22 October 2019, The Tablet

Amazon synod: bishops to vote on women deacons

Could the Amazon synod herald the ordination of women in the Catholic Church?

Amazon synod: bishops to vote on women deacons

Marcivana Rodrigues Paiva, from Brazil, attends a news conference following a session of the Synod of Bishops
CNS/Paul Haring

A proposal to ordain women deacons has made it into the final document of the Amazon synod which bishops will vote on at the end of this week, The Tablet has learnt. 

Church sources say the possibility of a female diaconate will be among the final proposals in the text, making it the first time that such a move has made it into a synod final document. 

The decision to include women deacons is a signal moment for the Church, showing the determination of those inside the synod to find new pastoral pathways for Catholic communities in the Amazon. 

Sources also confirmed that the question of ordaining married men as priests has made it into the final document, although this proposal was in the synod’s working text.

The Synod of Bishops gathering on the Pan-Amazon region has shone a light on the role that women play in the Amazonian church, who maintain the Catholic presence in the region, and often lead communities. 

Four of the reports from the small groups inside the synod called for the female diaconate, and three others said the Church should study the possibility.

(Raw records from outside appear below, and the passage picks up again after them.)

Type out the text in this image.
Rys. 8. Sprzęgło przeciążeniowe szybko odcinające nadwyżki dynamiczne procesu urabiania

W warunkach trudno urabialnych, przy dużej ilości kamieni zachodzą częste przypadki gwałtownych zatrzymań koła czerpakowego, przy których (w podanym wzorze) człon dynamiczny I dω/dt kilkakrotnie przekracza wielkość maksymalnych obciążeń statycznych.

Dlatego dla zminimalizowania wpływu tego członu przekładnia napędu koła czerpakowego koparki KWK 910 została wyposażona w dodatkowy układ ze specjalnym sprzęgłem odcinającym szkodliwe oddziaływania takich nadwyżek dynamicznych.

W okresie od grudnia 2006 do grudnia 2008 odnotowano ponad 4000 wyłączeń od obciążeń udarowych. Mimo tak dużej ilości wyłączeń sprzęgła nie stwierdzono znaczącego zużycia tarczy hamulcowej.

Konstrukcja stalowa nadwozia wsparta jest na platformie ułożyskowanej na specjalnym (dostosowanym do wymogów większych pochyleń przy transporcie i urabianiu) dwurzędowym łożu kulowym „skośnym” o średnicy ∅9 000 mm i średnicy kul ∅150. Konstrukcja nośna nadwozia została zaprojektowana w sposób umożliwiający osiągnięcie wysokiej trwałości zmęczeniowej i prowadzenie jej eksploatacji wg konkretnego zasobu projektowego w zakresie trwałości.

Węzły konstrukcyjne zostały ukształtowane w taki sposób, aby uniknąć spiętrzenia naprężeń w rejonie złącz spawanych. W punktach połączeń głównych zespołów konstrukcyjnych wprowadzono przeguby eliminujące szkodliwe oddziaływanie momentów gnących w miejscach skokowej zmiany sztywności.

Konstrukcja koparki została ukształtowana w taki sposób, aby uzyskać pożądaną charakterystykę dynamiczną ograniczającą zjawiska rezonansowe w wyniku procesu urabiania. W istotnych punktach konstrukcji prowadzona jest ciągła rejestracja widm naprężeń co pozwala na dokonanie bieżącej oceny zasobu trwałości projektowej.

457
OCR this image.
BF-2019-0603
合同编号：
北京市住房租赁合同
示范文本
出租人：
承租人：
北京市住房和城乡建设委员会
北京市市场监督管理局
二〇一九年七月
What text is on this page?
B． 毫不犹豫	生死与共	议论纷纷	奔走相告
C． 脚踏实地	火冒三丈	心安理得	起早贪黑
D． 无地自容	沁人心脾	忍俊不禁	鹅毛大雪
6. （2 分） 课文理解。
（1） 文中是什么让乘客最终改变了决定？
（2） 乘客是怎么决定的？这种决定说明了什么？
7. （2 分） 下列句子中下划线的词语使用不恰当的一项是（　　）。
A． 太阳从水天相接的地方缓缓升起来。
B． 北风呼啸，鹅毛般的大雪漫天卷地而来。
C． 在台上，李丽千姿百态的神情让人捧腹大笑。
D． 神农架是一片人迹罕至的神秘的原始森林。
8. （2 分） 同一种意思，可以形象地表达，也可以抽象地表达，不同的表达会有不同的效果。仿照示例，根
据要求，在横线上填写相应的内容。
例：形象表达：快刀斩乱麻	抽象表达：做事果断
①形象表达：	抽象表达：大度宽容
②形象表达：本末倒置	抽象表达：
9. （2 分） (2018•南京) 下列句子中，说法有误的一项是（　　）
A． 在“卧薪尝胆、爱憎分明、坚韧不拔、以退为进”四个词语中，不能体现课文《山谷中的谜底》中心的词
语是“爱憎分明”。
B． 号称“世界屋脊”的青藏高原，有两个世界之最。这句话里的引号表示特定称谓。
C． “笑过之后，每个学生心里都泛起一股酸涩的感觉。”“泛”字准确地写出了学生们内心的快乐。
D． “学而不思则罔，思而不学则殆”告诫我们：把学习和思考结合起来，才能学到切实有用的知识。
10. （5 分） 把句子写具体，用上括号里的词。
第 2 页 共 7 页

The Portuguese B group argued that it was “good” that the Church had restored the role of permanent deacons following the Second Vatican Council and “we believe that the same argument is valid to create a diaconate for women in the church in the Amazon”. 

The bishops will vote on the final document on Saturday. It is possible that the female deacons proposal will not achieve the two-thirds majority it needs from the synod fathers. The text is likely to form the basis of the Pope’s own post-synodal document, expected to be published in several months time. 

The aim of the synod has been to find a way for the Church to respond to the social and pastoral needs of the Amazon, with organisers demanding fresh thinking from those involved in the summit. Many Catholic communities in the region go months, sometimes years, without the sacrament and the Church in the region is suffering from a desperate shortage of human resources. 

Francis and the synod organisers want a Church willing to defend the Amazon rainforest, and indigenous communities, and on Sunday a group of bishops signed a special pact pledging to defend the “common home”.  

In 2016, Pope Francis set up a commission to study the history of the diaconate, and the role that deaconesses in the early Church had played. In May 2019 the Pope reported that his commission was not able to agree on whether women had been ordained deacons in a sacramental sense. Francis stressed that he could not propose a “decree of a sacramental nature without having the theological, historical foundation for it” but said that the study should continue. 

Speaking to a group of religious sisters on 10 May 2019, he said that “in regard to the diaconate we must see what was there at the beginning” and “if there was something, let it grow and it arrives”. Three days earlier he told journalists during an in-flight press conference: “There is a way to imagine it with a different view from the male diaconate”. Many read his remarks then aas parking the issue indefinitely. 

But should the bishops vote through a proposal to consider women deacons, it would put the issue back on the agenda, although within the context of the pastoral emergency of the Amazon.

During the synod discussions, journalists heard about the role of women in the Amazon. Sister Alba Cediel Castillo, a missionary working in the region, said that religious women carry out baptisms, marry couples and hear confessions. 

“Of course we cannot offer absolution, but we listen with humility,” she told reporters on 7 October. 

Sister Birgit Weiler, another Amazon missionary, said that the role of women had been discussed inside the synod adding that women were needed in positions of leadership “not as a power struggle but to share gifts, insights, talents and charisms”.